In another lament of futility he reflects again on a fragility and disposability of life ‘Life goes on, nothing remains’. p 271. ‘Darky Gardiner’s eyes were darting everywhere, and everywhere all he could see was a world to which he was meaningless, nothing, that had no need of him’.
The life on The Line as a POW is delivered to the reader in all its weariness, senselessness and horror. The horrific amputation operation (p. 290 – 291) on Jack Rainbow being a case in point.
All human history a history of violence intones Flanagan, while leading into an account of the beating of Darky. (p 307) An account so horrible I couldn’t read it all the way through.
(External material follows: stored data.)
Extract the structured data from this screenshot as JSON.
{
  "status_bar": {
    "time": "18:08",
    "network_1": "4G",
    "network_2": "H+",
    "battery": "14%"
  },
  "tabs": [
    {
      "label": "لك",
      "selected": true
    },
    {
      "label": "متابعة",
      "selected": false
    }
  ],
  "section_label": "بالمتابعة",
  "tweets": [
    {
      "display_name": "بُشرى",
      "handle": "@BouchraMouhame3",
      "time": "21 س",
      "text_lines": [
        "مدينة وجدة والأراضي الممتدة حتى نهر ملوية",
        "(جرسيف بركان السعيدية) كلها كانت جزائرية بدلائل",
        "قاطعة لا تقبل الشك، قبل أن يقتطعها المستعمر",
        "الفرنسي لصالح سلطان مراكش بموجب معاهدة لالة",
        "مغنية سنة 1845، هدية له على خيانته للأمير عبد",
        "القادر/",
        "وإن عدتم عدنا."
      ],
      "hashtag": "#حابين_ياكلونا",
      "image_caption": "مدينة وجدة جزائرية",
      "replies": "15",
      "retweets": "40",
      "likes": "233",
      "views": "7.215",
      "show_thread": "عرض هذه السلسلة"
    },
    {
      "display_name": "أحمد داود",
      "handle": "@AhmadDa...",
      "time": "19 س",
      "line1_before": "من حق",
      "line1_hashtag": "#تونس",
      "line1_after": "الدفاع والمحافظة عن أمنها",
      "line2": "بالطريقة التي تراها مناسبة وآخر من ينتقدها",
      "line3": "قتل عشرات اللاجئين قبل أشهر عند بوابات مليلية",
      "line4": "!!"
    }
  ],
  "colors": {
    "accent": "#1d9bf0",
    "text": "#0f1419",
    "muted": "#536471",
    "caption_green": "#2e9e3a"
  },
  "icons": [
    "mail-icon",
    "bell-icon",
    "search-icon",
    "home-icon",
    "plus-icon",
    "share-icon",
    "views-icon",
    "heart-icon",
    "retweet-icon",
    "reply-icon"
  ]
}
‘For an instant he thought he grasped the truth of a terrifying world in which one could not escape the horror, in which violence was eternal, the great and only verity, greater than civilisations it created, greater than any god man worshipped, for it was the only true god. It was as if man existed only to transmit violence to ensure its domain is eternal. For the world did not change, this violence had always existed and would never be eradicated, men would die under the boot and fists and horror of other men until the end of time, and all human history was a history of violence’.
Flanagan also traverses the story through the eyes of the captors. Trying to achieve a sense of balance. He writes of the life after war of the Korean and Japanese. Nakamura, the Japanese captor, somehow rewriting history, reinventing himself as a ‘good’ man. (p. 409)
Dorrigo attempts to place things into context by stating ‘The world is, he would think. It just is’. (p. 420) an explanation of meaning that has none.
There is some tussle with how to remember the past. To rewrite the past? As in the account of Jimmy Bigelow in his 90’s (p. 451) ‘His mind slowly distilled his memory of the POW camps into something beautiful. ‘
The most poignant story is of a bugle.(p 452). A bugle sold @ a garage sale for $5. I cried for memories lost, for the history of those men on the death railway, for the lament of the last post. For an old man who dies without telling his legacy, why?
The other symbolism that flows in this story is of a crimson flower and a pearl necklace. The reader hangs on to these as Dorrigo does himself. They float in and out of view.
The lasting legacy of this brutality on all sides is of men who do not speak. There is an accepted denial of all the horror and senseless loss. The cost still being felt in the descendants.